A monomorphism g in $\mathbf{C}$ is called an essential monomorphism if for any morphism f, the composite fg is a monomorphism only if f is a monomorphism.

If g is an essential monomorphism with domain X and an injective codomain G, then G is called an injective hull of X. The injective hull is then uniquely determined by X up to a non-canonical isomorphism.

==Examples==
- In the category of abelian groups and group homomorphisms, Ab, an injective object is necessarily a divisible group. Assuming the axiom of choice, the notions are equivalent.
- In the category of (left) modules and module homomorphisms, R-Mod, an injective object is an injective module. R-Mod has injective hulls (as a consequence, R-Mod has enough injectives).
- In the category of metric spaces, Met, an injective object is an injective metric space, and the injective hull of a metric space is its tight span.
- In the category of T_{0} spaces and continuous mappings, an injective object is always a Scott topology on a continuous lattice, and therefore it is always sober and locally compact.

==Uses==
If an abelian category has enough injectives, we can form injective resolutions, i.e. for a given object X we can form a long exact sequence
$0\to X \to Q^0 \to Q^1 \to Q^2 \to \cdots$
and one can then define the derived functors of a given functor F by applying F to this sequence and computing the homology of the resulting (not necessarily exact) sequence. This approach is used to define Ext, and Tor functors and also the various cohomology theories in group theory, algebraic topology and algebraic geometry. The categories being used are typically functor categories or categories of sheaves of O_{X} modules over some ringed space (X, O_{X}) or, more generally, any Grothendieck category.

== Generalization ==

An object Q is H-injective if, given h : A → B in H, any f : A → Q factors through h.

Let $\mathbf{C}$ be a category and let $\mathcal{H}$ be a class of morphisms of $\mathbf{C}$.

An object $Q$ of $\mathbf{C}$ is said to be $\mathcal{H}$-injective if for every morphism $f: A \to Q$ and every morphism $h: A \to B$ in $\mathcal{H}$ there exists a morphism $g: B \to Q$ with $g \circ h = f$.

If $\mathcal{H}$ is the class of monomorphisms, we are back to the injective objects that were treated above.

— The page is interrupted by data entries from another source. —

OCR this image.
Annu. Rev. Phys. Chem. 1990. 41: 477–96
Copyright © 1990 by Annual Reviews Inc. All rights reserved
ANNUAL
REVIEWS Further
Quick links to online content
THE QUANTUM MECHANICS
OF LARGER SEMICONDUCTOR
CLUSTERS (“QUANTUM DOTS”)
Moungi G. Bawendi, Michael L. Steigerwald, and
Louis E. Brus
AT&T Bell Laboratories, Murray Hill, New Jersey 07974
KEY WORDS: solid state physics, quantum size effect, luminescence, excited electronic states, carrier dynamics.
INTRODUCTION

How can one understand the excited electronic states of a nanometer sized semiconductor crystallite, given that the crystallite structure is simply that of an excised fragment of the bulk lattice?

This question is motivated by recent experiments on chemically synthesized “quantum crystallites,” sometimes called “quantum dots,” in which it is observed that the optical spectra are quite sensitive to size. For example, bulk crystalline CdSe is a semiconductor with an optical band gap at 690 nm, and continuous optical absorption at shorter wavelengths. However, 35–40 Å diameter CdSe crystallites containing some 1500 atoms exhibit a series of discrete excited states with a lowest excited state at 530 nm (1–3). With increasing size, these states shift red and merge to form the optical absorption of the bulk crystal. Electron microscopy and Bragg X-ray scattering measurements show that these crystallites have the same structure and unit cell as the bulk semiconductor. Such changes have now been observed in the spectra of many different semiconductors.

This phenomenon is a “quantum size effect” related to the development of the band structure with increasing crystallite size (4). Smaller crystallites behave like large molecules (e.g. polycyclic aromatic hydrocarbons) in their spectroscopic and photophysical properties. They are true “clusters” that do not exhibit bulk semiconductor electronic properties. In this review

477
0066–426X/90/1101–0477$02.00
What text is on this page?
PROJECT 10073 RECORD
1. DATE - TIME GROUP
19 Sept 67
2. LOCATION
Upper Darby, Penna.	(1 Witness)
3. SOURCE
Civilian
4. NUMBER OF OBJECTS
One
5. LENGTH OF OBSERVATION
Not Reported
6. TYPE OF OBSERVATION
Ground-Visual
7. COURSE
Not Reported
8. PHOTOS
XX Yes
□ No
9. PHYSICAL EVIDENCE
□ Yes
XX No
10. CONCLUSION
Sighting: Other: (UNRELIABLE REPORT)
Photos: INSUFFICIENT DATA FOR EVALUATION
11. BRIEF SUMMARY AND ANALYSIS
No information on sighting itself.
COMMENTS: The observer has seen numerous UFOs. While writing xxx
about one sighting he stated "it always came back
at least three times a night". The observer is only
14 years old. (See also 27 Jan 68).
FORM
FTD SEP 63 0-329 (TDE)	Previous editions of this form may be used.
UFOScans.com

The category $\mathbf{C}$ is said to have enough $\mathcal{H}$-injectives if for every object X of $\mathbf{C}$, there exists an $\mathcal{H}$-morphism from X to an $\mathcal{H}$-injective object.

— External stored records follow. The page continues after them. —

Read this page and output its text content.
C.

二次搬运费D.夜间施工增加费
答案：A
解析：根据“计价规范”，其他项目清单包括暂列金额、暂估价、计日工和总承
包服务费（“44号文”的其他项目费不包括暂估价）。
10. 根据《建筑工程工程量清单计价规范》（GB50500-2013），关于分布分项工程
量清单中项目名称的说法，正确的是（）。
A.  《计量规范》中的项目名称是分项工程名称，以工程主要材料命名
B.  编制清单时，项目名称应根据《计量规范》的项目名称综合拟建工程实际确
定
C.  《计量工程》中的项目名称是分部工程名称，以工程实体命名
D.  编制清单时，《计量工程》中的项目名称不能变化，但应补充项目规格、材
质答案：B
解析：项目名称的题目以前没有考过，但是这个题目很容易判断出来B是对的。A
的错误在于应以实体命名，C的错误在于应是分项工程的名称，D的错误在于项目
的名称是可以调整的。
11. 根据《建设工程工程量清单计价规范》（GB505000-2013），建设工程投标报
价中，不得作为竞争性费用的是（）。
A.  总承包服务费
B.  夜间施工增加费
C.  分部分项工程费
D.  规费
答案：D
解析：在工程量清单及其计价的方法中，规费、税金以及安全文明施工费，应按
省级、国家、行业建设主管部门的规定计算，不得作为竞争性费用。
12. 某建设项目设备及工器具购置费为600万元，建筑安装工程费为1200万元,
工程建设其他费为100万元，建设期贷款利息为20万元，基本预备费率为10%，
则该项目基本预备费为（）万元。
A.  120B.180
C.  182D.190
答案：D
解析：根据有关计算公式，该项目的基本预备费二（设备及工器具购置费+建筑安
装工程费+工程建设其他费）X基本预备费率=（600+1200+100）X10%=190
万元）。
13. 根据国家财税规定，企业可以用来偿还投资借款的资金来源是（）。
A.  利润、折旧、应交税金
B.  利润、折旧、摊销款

A $\mathcal{H}$-morphism g in $\mathbf{C}$ is called $\mathcal{H}$-essential if for any morphism f, the composite fg is in $\mathcal{H}$ only if f is in $\mathcal{H}$.

If g is a $\mathcal{H}$-essential morphism with domain X and an $\mathcal{H}$-injective codomain G, then G is called an $\mathcal{H}$-injective hull of X.

=== Examples of H-injective objects===

- In the category of simplicial sets, the injective objects with respect to the class $\mathcal{H}$ of anodyne extensions are Kan complexes.
- In the category of partially ordered sets and monotone maps, the complete lattices form the injective objects for the class $\mathcal{H}$ of order-embeddings, and the Dedekind–MacNeille completion of a partially ordered set is its $\mathcal{H}$-injective hull.